Религиозная мысль впервые посетила ее в детстве. Маленькой девочкой, в Выборге, она стояла вечером у окна, слегка раздвинув шторы. За окном, в луче света, опускался снег, и она впервые ощутила огромность вселенной, единство жизни, свою причастность к миру и неизбежность смерти.
* * *
В ленинградские студенческие времена Туся называла меня "Лидия-Катастрофа" - за то, что со мной всегда что-нибудь случалось, и "Чуковская-Немезида" - за то, что я всегда приходила в назначенное время, минута в минуту. Это мешало ей, так как сама она к ею же назначенному времени обычно не бывала готова. Приду к ней к 9 утра, как условились, - а в передней еще темно, и в Тусиной комнате спущены шторы, и Туся крепко спит, положив руку под щеку. Проснется, увидит меня:
- А, Чуковская-Немезида, вы уже здесь? Ну что бы вам было опоздать немного?
В ту пору называла она меня в шутку - за высокий рост и густые короткие волосы - "Помесь льва и пальмы"; про одну мою тогдашнюю фотографию, где у меня рот открыт, говорила: "открывает щука рот, а не слышно, что поет". Позже одну мою московскую фотографию, где я сижу какая-то важная, толстая, рядом со встрепанным Ваней, она называла так: "Миклуха-Маклай со своим папуасом".
* * *
Я всегда была - и, к сожалению, осталась - нетерпеливой, нетерпимой, раздражительной. Туся была первым человеком, из встреченных мною в жизни, без раздражения относящимся к трудным, неприятным сторонам человеческих характеров.
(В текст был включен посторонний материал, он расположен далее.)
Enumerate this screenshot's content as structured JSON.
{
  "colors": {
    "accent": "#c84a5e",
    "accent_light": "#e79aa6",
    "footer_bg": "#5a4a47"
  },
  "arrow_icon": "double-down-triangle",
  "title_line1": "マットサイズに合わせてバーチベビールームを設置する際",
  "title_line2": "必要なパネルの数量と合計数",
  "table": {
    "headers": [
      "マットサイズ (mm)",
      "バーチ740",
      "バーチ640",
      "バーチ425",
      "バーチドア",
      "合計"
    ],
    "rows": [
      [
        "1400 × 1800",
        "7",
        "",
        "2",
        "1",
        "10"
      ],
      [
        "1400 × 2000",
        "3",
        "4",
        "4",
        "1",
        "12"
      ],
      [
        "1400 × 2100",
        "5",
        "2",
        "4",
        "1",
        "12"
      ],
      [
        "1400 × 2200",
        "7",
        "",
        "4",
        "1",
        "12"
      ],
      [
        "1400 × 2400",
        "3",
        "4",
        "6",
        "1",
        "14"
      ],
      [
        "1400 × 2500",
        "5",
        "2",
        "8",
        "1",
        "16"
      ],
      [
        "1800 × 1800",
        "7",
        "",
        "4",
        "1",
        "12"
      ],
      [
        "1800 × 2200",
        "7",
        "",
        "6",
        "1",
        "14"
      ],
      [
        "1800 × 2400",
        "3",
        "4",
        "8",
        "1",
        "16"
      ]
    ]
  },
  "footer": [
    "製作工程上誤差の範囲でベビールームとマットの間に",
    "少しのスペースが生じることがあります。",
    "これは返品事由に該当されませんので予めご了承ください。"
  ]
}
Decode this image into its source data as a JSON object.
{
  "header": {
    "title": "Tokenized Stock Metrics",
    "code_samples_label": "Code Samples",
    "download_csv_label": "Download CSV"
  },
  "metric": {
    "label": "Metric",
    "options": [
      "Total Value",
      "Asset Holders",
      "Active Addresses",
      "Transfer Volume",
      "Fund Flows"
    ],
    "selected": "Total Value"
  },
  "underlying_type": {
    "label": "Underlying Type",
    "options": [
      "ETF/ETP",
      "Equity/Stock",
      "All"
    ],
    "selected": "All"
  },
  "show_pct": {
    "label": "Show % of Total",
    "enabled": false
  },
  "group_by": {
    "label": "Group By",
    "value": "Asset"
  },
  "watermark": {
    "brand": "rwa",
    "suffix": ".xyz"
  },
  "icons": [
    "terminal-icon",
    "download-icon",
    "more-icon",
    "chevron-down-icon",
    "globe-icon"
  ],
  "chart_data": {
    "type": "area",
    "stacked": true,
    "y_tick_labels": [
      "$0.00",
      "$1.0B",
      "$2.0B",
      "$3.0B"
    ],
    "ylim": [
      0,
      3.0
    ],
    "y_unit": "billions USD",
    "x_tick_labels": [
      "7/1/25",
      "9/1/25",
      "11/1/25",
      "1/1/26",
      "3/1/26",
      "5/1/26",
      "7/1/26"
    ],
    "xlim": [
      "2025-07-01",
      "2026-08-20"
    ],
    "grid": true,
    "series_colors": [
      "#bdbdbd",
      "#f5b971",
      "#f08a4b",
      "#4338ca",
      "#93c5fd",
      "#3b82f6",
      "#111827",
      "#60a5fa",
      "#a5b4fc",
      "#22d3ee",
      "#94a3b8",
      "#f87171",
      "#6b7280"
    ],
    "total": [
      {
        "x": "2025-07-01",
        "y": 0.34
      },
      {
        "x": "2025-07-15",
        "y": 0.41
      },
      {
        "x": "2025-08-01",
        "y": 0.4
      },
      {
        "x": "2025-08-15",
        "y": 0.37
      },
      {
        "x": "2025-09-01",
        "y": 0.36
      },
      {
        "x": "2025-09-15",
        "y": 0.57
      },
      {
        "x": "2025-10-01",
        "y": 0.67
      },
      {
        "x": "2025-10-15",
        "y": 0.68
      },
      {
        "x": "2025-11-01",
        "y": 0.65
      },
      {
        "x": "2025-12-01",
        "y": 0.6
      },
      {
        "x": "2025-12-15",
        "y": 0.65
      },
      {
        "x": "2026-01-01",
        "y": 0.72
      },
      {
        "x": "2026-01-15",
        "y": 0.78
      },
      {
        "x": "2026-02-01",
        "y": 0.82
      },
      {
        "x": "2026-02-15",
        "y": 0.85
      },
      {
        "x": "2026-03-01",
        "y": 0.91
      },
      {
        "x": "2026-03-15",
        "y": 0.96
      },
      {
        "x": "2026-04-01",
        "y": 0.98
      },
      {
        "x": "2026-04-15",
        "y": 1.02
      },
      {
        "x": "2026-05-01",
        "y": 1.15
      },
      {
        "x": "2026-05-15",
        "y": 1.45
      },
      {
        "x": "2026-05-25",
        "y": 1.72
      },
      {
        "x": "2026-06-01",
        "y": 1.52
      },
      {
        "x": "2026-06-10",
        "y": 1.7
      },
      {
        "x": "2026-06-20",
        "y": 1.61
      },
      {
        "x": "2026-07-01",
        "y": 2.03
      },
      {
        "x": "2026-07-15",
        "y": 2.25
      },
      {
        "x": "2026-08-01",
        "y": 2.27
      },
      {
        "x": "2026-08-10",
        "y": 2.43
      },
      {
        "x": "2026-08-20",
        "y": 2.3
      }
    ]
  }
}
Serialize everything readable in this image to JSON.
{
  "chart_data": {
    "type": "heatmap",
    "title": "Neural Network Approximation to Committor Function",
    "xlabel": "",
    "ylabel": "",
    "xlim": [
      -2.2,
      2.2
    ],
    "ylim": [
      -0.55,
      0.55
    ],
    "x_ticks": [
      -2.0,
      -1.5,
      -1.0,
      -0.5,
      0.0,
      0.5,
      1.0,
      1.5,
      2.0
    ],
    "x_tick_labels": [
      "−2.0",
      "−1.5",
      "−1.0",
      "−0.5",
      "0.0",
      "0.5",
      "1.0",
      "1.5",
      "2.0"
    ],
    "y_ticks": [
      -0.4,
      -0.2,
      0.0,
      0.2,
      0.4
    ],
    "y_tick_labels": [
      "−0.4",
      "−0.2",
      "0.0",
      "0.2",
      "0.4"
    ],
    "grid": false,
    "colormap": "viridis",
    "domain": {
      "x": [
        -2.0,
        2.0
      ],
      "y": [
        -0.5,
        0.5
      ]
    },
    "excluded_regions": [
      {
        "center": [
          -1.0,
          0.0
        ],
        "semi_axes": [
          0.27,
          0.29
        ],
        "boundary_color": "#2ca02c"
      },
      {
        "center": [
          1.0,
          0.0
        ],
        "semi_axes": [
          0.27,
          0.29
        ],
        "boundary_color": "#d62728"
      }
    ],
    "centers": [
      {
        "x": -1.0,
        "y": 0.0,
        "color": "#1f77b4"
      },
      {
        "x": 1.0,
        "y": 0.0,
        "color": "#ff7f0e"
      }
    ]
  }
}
- Ну, как вы можете выносить NN? - сказала я однажды об одном нашем общем приятеле, студенте. - Он, конечно, человек хороший - но до чего противно заикается, мямлит, тянет, а одеваясь, так медленно заматывает шарф, что я лопаюсь от злости.
- А я не лопаюсь, - ответила Туся. - Если человек в основном хороший, то мне легко сносить его недостатки. Пусть заматывает, заикается или еще что-нибудь. Меня это не раздражает.
Однажды (уже на Сущевской) Туся пожаловалась мне: Самуил Яковлевич сердится, что она много времени тратит на Городецкую.
- Ну что вам за охота без конца возиться с этой старой, скучной дамой! крикнул он Тусе в сердцах.
- А я, - сказала мне сердито Туся, - ответила Самуилу Яковлевичу: я сама старая скучная дама. И, наверное, потому мне не скучно возиться с ней.
- Ох, - сказала я, - Городецкая в самом деле, Тусенька, несносная зануда, и я понимаю С.Я., что она его раздражает... Вы больны, утомлены, заняты - она своими просьбами выматывает ваши последние силы. Один телефон чего стоит! Вы сами жалуетесь, что от телефонных разговоров у вас сердце болит.